Count two alleges the issuance of the policy; that the insured kept, performed and complied with all the terms of the policy up to and including the quarterly premium due April 18, 1933; that the premium was allowed to go unpaid and thereafter the nonforfeiture options on said policy came into effect; that the surrender value of said policy on April 18,1933, was sufficient to carry the policy in force for the full amount as a primary and extended insurance for the period after April 18, 1933; that the insured died within the period of 90 days, to wit, June 30, 1933; that the demand of the plaintiff for the full amount of the policy amounted to and was an election according to the terms of the said policy to exercise Option “C” of said policy; that the insured otherwise had complied with the terms and conditions of said policy.

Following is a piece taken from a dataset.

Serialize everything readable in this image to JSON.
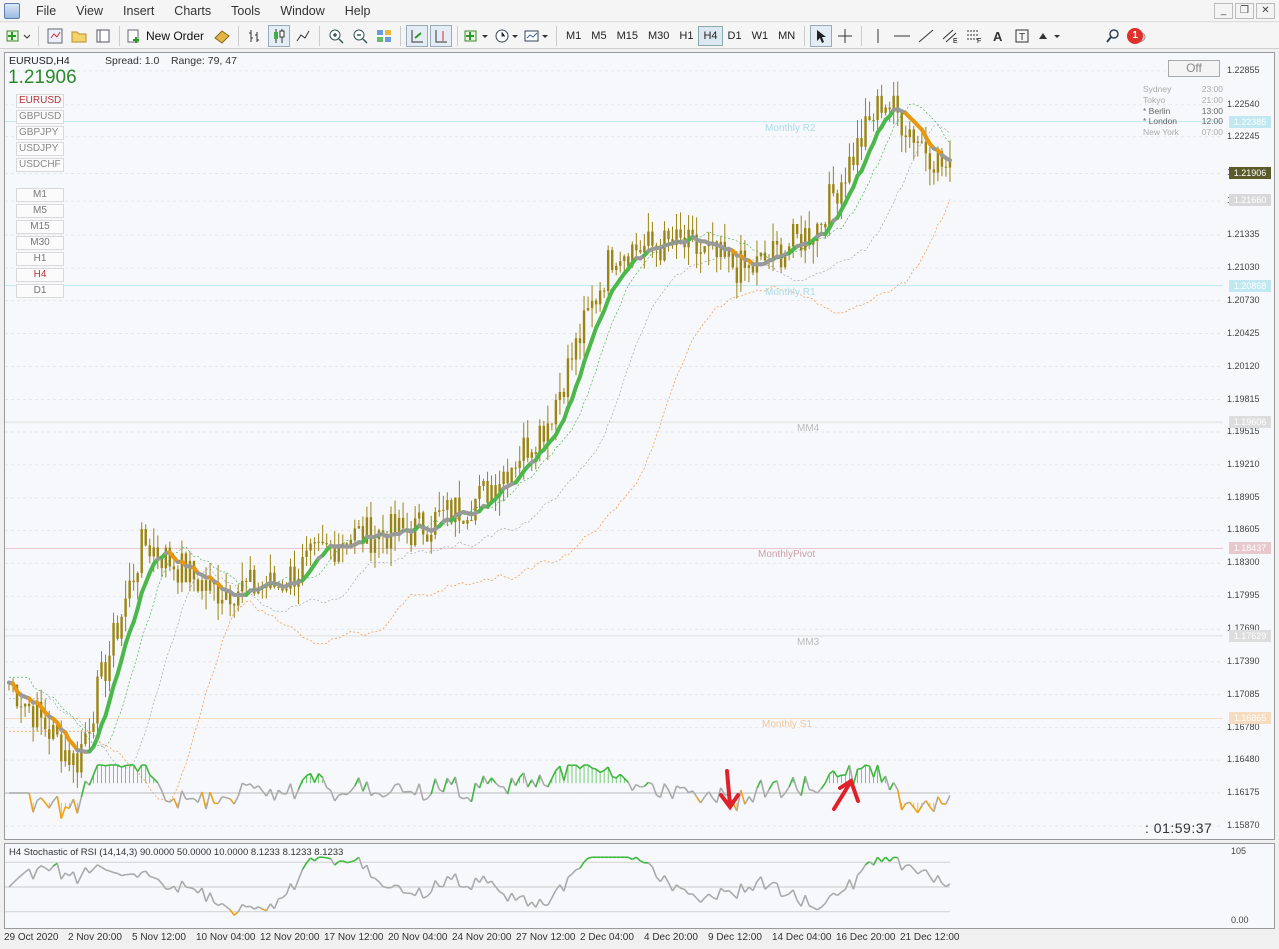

Count three consisted of the common counts. “The defendant filed a plea of General Issue, except as to $7.65 tendered; also a plea of Tender with payment into court of $7.65 and court costs to date, being $7.00 paid-up insurance, six cents post mortem dividend thereon, and 59 cents accrued interest from June 6, 1933 to February 6, 1935. Defendant also gave notice of special defenses under the plea of general issue, in substance that the insured failed and neglected to pay the premium due April 18, 1933, and that no one paid it for him when it became due or within the period of grace provided in said policy; that the period of grace for the payment of the premium due April 18, 1933, had long since elapsed and passed, prior to the date of the death of the insured on June 6, 1933, and that by reason of the failure, neglect and refusal of the insured, or anyone to pay said premium due April 18, 1933, for him within the period of grace provided in said policy, the policy lapsed and became mill and void and of no effect prior to the date of the death of the insured.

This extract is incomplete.